The Scene: You finally have the opportunity to sit down with the long awaited second (or fifth or eleventh) installment in a series you’ve previously enjoyed immensely. You crack, or download, this work for which you have been longing or, at the very least, checking Amazon every five minutes.

You begin. You continue. You finish.

And you sit there, blinking, perhaps chewing on your lip or cracking your knuckles, attempting to process one, single, horrible fact.

That book you were so excited for? It… it just wasn’t that good.

You’re disappointed. Irked, perhaps even a bit angry. Your hopes are dashed, your enthusiasm quashed!

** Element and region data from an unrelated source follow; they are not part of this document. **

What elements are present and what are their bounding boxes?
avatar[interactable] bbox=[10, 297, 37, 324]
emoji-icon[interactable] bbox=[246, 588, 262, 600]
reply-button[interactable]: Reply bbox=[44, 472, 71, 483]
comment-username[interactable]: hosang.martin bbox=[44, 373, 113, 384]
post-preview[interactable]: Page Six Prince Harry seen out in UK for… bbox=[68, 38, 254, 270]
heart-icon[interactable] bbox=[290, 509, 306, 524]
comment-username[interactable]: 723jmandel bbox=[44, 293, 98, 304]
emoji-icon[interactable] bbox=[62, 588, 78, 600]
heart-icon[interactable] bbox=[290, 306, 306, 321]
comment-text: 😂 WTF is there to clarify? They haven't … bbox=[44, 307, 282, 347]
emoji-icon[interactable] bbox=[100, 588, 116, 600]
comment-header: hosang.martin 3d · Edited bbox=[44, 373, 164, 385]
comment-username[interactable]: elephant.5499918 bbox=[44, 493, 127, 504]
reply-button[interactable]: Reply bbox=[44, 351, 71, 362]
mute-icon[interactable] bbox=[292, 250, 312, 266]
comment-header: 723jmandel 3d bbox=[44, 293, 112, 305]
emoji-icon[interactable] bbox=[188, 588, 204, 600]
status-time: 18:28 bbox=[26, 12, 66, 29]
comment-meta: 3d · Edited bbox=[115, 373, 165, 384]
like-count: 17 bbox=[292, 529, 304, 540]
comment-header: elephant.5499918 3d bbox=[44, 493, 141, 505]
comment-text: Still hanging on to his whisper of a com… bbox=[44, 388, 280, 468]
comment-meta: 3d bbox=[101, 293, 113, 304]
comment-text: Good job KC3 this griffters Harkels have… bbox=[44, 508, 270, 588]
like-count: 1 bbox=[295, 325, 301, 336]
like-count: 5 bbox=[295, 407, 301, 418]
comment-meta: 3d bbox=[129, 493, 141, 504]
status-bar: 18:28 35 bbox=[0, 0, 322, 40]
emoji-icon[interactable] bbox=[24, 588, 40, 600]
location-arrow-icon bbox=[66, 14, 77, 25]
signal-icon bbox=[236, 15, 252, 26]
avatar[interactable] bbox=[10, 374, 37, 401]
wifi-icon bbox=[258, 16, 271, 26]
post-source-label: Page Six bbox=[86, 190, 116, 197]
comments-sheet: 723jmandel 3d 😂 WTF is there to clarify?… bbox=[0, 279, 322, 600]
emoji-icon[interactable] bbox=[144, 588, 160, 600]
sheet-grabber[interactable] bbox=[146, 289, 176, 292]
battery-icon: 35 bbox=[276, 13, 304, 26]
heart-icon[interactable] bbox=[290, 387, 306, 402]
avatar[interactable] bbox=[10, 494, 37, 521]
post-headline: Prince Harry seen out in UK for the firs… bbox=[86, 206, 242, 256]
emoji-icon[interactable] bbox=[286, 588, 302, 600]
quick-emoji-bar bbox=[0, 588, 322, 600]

Look, we can all pretend we don’t take such let downs seriously or personally, but as much as we love books? It is personal. We, all of us, hold our reading time, however much we may have, precious. I feel genuine anger, even rage (depending on how invested I am), when I’m wishing and hoping and waiting and then I’m sent crashing back to earth with nothing to show for it but four or five hours I could have spent reading something else.

. . . .

There are many reasons a reader may find herself disappointed as a series progresses. Sometimes, it may be because so much time has elapsed between the volume in your hands and the previous one, important details are lost to the tens or hundreds or thousands of books you’ve read since, the threads tangled or dropped.

. . . .

It all depends on how invested you are in the characters and story, if you enjoyed what came before enough to delve a second time, if you have the time, the inclination, and the fortitude to immerse again (this is a conundrum I have heard expounded upon by many a Game of Thrones fan, my husband included. He’d like to finish but simply doesn’t have the hours required to reacquaint himself with thousands of pages).